By Nikki Jamieson
While Bill 6 has passed, input is still needed to form farm and ranch regulations.
Although on Jan. 1, the Workers Compensation Board aspect of the bill was put into power, the Albertan government is still developing its employment standard regulations, and are asking for public input.
In an email received during the regular Feb. 23 council meeting from the Association of Alberta Agriculture Fieldmen, the Municipal District of Taber council was asked to submit a nominee to take part in a series of provincial farm and ranch consults.
For a couple of days in March and the summer, they would go and represent the AAAF and Farmers and Ranchers of Alberta in a series of consultations for the controversial Bill 6, or the Enhanced Protection for Farm and Ranch Workers Act. The nominees must have experience in Occupational Health and Safety and have secondary education.
The Alberta government is establishing six technical working groups, with the purpose of providing feedback for the bill. They want to talk with farmers, ranchers, workers, agriculture sector representatives and other stakeholders to design workplace regulations and provide input on changes for the OH&S and Labour Regulations and Employment Standards legislation along with what is needed in order to implement them.
The Municipal District of Taber is nominating Jason Bullock, agricultural fieldman for the M.D, as a representative. According to council, he would make an ideal candidate for the position, for in addition to his work for the M.D. in agriculture he also has a farming background, having grown up on one.
“On one hand, it’s probably good to have somebody there,” said Merrill Harris, M.D. councillor. “They’re asking, finally, to give the farm/ranch community some input in this legislation,” said Ben Elfring, M.D councillor. “He has a pretty good handle on all this stuff, safety and… I think he’ll have some good input.”
But while some members of council were glad that they could provide potential input, others did not like the way it was being done.
“My first thought was that this is an elected officials job, since they’re the people we represent. This organization does not represent farmers and ranchers, they work for an organization that protects them,” said Tom Machacek, M.D. councillor. “Then I read that one sentence in there, ‘The executive would like to nominate the person, who would best represent the AAAF at the table’. I don’t think those are the people who should be represented there, I think it should be the farmers.”
AAAF is an organization of agricultural fieldmen, who jobs often involve carrying out the interests of an agricultural service board. While their members may have extensive agricultural backgrounds or know a lot about the industry, they do not represent farmers.

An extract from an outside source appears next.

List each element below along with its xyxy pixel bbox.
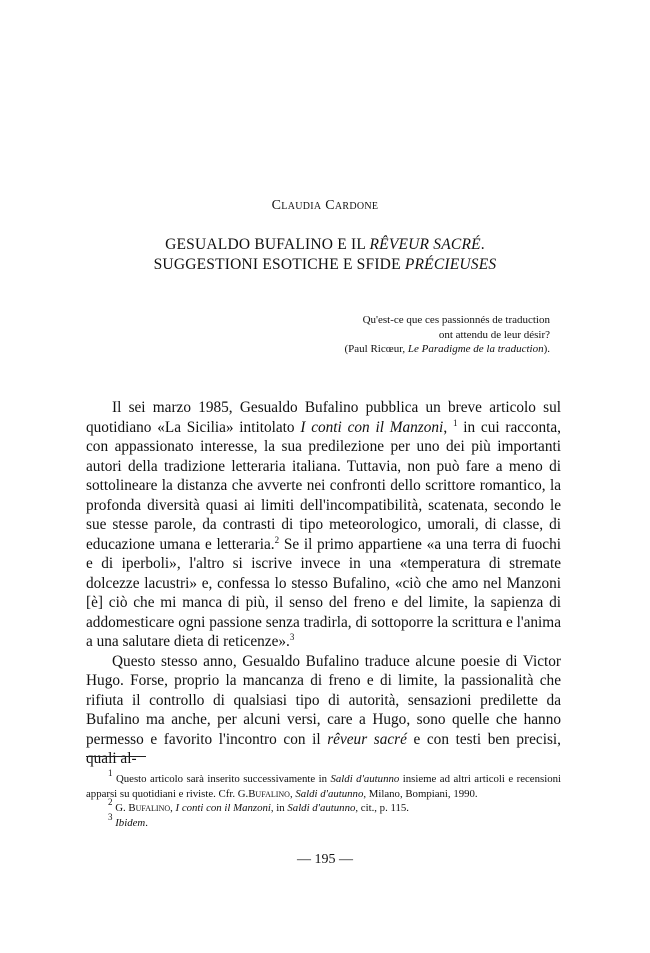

However, despite this concern, the question was raised on whether or not councillors themselves could attend, and, if no one is nominated, who would make the rules. In addition, because AAAF works closely with Alberta agriculture, they may have a spot on the table for the provincial committee.
“Do councillors have time to go to this thing? I don’t think I do,” said Dwight Tolton, M.D councillor. “The only thing is here guys, if we’re too selective here, I’ll bet you there’s tons of people in Strathcona County who will go to this thing, they’re 20 minutes from the legislator, they’ll be there making the rules for us.”
“Do you want somebody in there with some knowledge, or do you want somebody from Calgary in there, making up the OH&S rules,” asked Bob Wallace, M.D. councillor. “I think this is the other side of it… If we don’t participate, we’re going to have a rocky view.”